Thursday, September 21, 2006

So I noticed

the carnage of poisoned houseflies on the back porch and decided it was time to sweep them up. I also remembered my husband’s full ashtray sitting on the back porch too, resembling a slightly mutated chia-pet in dire need of dumping. I needed a bag to deposit the above mentioned nasties in, and thought I’d kill two birds with one stone by emptying the bathroom garbage and using that bag. When I walked into the bathroom I noticed toothpaste smudges on the mirror and damp towels slouching over the side of the tub. I wiped the bathroom counters to a sparkly shine and tossed the towels into the dirty laundry hamper, only to spot the overly stuffed hamper begging to be emptied. I lugged the hamper to the basement and flung the contents on the floor beside the washer. And because I like to be an efficient water consumer, I prefer to wash a few big loads instead of many smaller ones. Quel chance! The laundry I added to the pile completed a full load of whites! I love it when that happens. After filling the washer, I brought the hamper back upstairs and retrieved the bathroom garbage bag. I slipped on my fleece jacket and reached into the kitchen closet to grab the broom, which was leaning against the swiffer wet jet. Strangely enough, as my brain registered the sight of the wet jet, my toe registered the sensation of something gummy beneath it. Raspberry jam. My eyes darted around, frantically searching for other sticky offenders. In front of the sink, a glob of ketchup. Next to the dishwasher, milk. Behind the garbage, toast crumbs. Well, why not slide some swiffery goodness over the tile real quick-like and give it time to dry while I’m sweeping up the back porch? Only makes sense. With a clean wet floor behind me and a bag of bathroom garbage in my hand, I stepped outside.

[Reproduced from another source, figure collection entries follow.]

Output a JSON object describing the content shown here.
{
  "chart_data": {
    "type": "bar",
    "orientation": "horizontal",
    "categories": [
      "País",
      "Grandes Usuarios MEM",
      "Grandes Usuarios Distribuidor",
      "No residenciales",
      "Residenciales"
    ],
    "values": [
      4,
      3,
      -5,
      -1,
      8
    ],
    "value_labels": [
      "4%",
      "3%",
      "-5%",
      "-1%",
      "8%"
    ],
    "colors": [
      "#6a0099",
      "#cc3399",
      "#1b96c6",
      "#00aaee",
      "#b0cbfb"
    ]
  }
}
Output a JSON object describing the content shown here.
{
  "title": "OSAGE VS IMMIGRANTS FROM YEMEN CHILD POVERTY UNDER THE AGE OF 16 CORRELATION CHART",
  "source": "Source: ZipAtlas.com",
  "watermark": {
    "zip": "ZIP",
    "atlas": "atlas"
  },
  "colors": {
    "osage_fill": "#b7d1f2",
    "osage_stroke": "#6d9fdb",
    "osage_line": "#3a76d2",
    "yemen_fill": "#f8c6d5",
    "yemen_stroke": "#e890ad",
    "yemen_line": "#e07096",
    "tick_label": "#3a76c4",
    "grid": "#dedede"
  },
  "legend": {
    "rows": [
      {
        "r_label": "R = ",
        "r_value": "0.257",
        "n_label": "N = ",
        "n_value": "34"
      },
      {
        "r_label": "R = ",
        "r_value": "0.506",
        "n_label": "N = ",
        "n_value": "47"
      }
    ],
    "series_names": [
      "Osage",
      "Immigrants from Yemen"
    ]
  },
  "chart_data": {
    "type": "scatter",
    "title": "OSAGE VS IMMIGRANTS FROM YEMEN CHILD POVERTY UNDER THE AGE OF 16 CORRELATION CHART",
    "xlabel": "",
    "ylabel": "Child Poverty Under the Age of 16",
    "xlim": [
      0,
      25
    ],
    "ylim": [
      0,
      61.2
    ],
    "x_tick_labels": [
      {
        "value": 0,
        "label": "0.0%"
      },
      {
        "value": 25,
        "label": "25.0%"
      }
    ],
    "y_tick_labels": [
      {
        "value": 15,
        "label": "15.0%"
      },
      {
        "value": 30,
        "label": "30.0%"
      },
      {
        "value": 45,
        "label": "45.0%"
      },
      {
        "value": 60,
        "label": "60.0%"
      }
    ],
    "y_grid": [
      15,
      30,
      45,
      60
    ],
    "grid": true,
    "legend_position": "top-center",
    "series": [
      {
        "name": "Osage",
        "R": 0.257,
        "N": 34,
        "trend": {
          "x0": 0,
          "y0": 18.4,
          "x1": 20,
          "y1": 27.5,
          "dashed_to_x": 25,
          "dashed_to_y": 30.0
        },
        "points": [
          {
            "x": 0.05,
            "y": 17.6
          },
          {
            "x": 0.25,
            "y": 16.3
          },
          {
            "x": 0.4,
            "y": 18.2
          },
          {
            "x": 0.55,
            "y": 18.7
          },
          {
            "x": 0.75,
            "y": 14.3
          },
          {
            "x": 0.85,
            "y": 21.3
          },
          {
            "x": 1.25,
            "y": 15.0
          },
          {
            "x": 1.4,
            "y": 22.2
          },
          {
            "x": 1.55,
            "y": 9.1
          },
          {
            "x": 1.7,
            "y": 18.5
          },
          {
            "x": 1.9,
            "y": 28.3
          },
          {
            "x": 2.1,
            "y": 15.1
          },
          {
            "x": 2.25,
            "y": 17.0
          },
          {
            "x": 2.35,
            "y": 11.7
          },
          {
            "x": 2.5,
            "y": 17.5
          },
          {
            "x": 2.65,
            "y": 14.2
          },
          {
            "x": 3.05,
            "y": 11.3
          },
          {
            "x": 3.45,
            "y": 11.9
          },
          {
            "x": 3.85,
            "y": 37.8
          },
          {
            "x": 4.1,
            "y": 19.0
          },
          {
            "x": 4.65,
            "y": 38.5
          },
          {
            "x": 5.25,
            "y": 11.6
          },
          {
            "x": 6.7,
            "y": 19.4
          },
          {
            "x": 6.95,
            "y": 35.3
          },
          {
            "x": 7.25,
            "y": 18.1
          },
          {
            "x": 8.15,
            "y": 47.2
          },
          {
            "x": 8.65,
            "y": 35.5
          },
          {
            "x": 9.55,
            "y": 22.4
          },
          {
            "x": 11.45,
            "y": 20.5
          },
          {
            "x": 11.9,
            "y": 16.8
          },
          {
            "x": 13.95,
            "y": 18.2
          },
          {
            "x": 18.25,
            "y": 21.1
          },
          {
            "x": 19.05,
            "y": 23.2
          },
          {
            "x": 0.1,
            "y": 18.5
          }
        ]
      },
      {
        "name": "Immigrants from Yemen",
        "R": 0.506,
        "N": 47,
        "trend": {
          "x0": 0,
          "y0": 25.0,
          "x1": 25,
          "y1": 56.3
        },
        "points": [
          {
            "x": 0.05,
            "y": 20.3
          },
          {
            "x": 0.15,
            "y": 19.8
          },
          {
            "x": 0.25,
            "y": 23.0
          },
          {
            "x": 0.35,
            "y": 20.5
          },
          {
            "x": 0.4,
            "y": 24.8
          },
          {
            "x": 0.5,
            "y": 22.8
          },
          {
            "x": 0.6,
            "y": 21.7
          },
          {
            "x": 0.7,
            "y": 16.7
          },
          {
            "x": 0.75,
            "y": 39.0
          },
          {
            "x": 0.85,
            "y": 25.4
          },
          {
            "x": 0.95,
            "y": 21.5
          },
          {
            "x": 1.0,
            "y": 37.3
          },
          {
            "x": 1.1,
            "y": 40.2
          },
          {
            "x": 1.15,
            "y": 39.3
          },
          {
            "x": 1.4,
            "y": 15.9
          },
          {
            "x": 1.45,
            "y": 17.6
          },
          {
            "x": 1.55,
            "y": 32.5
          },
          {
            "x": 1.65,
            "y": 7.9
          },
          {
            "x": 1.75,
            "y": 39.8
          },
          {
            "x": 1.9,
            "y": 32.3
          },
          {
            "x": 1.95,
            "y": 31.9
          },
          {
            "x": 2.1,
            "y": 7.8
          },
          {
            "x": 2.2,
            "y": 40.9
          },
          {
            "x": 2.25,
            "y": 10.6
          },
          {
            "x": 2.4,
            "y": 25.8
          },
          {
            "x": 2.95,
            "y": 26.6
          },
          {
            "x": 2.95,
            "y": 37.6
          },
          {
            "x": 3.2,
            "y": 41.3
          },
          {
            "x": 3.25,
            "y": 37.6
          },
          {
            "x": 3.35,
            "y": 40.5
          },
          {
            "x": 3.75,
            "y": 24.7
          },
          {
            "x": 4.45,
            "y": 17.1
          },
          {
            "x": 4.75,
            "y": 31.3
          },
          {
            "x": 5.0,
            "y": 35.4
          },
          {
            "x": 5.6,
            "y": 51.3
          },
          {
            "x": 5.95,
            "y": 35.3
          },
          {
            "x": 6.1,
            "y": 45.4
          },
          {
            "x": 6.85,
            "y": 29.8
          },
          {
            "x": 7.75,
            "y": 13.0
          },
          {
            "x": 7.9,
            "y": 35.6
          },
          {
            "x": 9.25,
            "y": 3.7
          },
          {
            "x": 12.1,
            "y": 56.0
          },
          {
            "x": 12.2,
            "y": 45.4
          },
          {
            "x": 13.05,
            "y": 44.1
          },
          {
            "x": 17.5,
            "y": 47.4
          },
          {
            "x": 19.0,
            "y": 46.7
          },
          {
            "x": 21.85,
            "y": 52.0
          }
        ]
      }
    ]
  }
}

Those of you who know me, know that this is how I operate. I’m incapable of just completing one cleaning mission; I am compelled to multitask until I’ve forgotten my original objective. It’s a sickness, really.

I realize this may qualify as the lamest blog entry in history, but my laundry is washing, my bathroom is clean, my floors are washed, and oh yeah, the flies are swept.


Blogger mama said...

I'm the same way. I call it ADD cleaning. Works for me because I always end up accomplishing way more than I set out to do. Always a good thing. Glad to hear there are other "multitaskers" out there. :-)

11:06 PM  
Blogger Amanda said...

You mean there's another way to do it? Because I'm not aware of it if there is. Only I'm not as good at getting back to the original task. I often run out of time/steam and end up with half a dozen unfinished tasks. That, and I'm easily distracted by the gmail notifier. It's the thought that counts, right?

8:15 AM  
Blogger Jennifer said...

I need your kind of energy and organization. Now, when it comes to mopping, if I do it on my hands and knees (that sounds dirty, doesn't it? Hee!), I'm damn thorough about it...but with a mop? Whatever! LOL!

Hey, I still haven't tried those Mr. Clean Magic Erasers. I hear they are teh crack!